The simulations demonstrate that dolphin propulsion is dominated not by the total turbulence generated, but by a hierarchical structure of vortices.
 
At the top of this hierarchy are large-scale vortex rings, generated by the oscillatory motion of the dolphin’s tail. These structures:
  • Carry the majority of the momentum transfer.
  • Push water backward efficiently.
  • Generate the bulk of forward thrust.
As these large vortices evolve, they break down into progressively smaller vortices through nonlinear interactions, a hallmark of turbulence known as the energy cascade. However, the simulations show that:
  • Small-scale vortices contribute minimally to propulsion.
  • Their role is largely dissipative, redistributing energy rather than generating thrust.
This distinction is critical. While classical turbulence theory emphasizes the complexity of small-scale structures, the Osaka team’s results indicate that biological propulsion exploits the largest coherent structures, effectively filtering useful motion from chaotic flow.
 
“Our goal is to understand which parts of the turbulent flow help dolphins swim so quickly,” noted lead researcher Yutaro Motoori, emphasizing the importance of isolating dominant flow components through computation.

Supercomputing enables flow decomposition

A key innovation in the study is the ability to computationally decompose turbulence into scale-specific contributions, a task nearly impossible in laboratory settings. By simulating the full velocity and vorticity fields, researchers could isolate:
  • Coherent vortex rings (large-scale structures).
  • Intermediate eddies contribute to energy transfer.
  • Fine-scale turbulent dissipation.
This decomposition allows for a quantitative mapping between flow structure and propulsion efficiency. The results remained robust across varying swimming speeds, suggesting a universal mechanism underlying dolphin locomotion.
 
Such insights depend critically on high-resolution simulation grids and parallel computation, where millions, or more degrees of freedom, must be solved simultaneously over time.

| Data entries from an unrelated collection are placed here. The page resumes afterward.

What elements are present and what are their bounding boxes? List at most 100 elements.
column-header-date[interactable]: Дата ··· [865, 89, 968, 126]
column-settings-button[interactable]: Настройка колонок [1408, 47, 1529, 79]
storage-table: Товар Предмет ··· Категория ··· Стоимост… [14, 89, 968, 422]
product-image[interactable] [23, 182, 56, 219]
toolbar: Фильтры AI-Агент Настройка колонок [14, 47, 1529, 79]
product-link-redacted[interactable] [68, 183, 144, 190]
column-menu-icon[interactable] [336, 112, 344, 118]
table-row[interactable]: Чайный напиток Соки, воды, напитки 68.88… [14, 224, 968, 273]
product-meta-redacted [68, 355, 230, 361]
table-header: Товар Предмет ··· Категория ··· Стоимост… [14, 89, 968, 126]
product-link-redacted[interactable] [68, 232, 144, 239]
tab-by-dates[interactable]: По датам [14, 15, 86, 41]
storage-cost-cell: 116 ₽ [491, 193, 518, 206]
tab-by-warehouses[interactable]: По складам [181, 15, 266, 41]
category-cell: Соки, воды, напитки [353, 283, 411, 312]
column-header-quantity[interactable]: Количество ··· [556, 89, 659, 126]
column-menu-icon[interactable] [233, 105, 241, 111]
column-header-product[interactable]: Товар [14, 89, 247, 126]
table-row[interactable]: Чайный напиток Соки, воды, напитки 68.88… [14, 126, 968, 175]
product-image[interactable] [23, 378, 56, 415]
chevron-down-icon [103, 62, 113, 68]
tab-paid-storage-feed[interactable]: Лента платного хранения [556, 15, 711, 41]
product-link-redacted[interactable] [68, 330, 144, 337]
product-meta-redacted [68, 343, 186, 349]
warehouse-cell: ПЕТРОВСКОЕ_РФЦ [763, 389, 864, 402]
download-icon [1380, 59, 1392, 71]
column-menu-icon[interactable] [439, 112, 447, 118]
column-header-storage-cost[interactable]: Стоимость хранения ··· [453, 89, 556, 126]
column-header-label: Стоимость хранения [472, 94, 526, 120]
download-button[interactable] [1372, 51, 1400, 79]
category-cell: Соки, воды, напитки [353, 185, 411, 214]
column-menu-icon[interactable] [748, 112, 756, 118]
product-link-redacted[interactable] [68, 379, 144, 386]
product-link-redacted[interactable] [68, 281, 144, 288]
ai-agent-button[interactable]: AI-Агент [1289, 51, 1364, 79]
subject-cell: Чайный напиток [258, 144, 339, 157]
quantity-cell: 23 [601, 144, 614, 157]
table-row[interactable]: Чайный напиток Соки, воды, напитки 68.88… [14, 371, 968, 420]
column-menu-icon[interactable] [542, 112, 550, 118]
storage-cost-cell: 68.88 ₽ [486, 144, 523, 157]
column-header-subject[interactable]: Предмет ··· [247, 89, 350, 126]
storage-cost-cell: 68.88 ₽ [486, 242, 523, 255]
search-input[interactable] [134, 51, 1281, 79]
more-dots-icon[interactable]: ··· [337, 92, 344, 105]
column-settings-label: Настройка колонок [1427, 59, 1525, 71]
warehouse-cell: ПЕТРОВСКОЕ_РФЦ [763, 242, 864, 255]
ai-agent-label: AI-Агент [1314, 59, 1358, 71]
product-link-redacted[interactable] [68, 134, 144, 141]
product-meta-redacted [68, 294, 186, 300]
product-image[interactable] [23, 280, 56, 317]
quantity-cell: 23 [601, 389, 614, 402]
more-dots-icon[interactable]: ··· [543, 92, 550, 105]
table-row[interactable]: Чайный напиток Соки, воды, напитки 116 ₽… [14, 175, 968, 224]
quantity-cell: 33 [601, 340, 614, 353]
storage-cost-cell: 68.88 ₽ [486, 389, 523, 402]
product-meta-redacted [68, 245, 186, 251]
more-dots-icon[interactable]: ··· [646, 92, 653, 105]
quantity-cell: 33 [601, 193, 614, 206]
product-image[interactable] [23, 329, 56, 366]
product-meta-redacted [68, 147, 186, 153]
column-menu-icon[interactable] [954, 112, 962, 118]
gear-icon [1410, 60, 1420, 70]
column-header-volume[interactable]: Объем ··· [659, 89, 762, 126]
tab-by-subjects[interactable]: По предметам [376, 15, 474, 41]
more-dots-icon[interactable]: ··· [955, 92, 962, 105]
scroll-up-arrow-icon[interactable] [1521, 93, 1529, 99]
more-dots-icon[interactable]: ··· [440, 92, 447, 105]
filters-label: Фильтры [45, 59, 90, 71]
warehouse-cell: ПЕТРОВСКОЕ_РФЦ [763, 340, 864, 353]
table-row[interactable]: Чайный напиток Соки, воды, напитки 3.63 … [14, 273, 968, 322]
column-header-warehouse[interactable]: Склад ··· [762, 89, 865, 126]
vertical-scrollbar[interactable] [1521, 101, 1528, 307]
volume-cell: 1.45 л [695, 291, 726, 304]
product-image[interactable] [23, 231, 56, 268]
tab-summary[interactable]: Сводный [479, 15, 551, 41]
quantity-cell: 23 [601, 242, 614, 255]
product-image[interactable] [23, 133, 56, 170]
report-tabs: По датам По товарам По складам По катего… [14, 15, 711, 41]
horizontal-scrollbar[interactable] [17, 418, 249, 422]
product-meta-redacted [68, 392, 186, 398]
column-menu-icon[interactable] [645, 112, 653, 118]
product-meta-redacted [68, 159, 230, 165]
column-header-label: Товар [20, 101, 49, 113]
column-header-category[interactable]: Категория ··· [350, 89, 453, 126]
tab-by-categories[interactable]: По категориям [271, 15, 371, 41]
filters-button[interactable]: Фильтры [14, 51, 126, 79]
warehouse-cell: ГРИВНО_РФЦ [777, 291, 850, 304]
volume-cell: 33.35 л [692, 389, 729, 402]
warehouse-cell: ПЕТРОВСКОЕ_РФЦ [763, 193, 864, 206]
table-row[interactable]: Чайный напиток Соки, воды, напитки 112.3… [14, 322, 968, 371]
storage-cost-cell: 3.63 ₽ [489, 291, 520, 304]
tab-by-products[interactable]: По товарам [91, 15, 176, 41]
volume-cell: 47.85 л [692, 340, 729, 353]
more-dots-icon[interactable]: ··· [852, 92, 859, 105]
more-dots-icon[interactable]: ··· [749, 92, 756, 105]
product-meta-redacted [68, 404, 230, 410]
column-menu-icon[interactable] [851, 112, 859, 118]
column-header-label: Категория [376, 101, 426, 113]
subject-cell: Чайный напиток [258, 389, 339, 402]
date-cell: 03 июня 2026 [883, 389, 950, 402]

From biological insight to engineering design

Beyond biology, the implications of this work extend into engineering and applied physics. Understanding how dolphins harness turbulence efficiently could inform:
  • Next-generation underwater vehicles, optimized for thrust efficiency
  • Bio-inspired propulsion systems, mimicking oscillatory tail dynamics
  • Flow control strategies, reducing drag or enhancing lift in turbulent regimes
The study highlights a broader paradigm shift: rather than avoiding turbulence, advanced systems may learn to exploit its structure, guided by insights derived from supercomputing.

A curious glimpse into nature’s algorithms

Perhaps most intriguing is what this research suggests about nature itself. Dolphins, through evolution, appear to have “solved” a complex fluid dynamics problem, one that scientists are only now unraveling using some of the most powerful computational tools available.
 
By revealing that propulsion depends primarily on large-scale vortex organization rather than the full turbulent spectrum, the study offers a simpler, more elegant picture of motion in fluids.
 
It is a reminder that, in the age of supercomputing, curiosity driven science can uncover not only the mechanics of the natural world but the underlying principles that make it efficient.
 
And in this case, the answer to a deceptively simple question, why dolphins swim so fast, turns out to be written in the language of vortices, decoded by machines powerful enough to simulate the sea itself.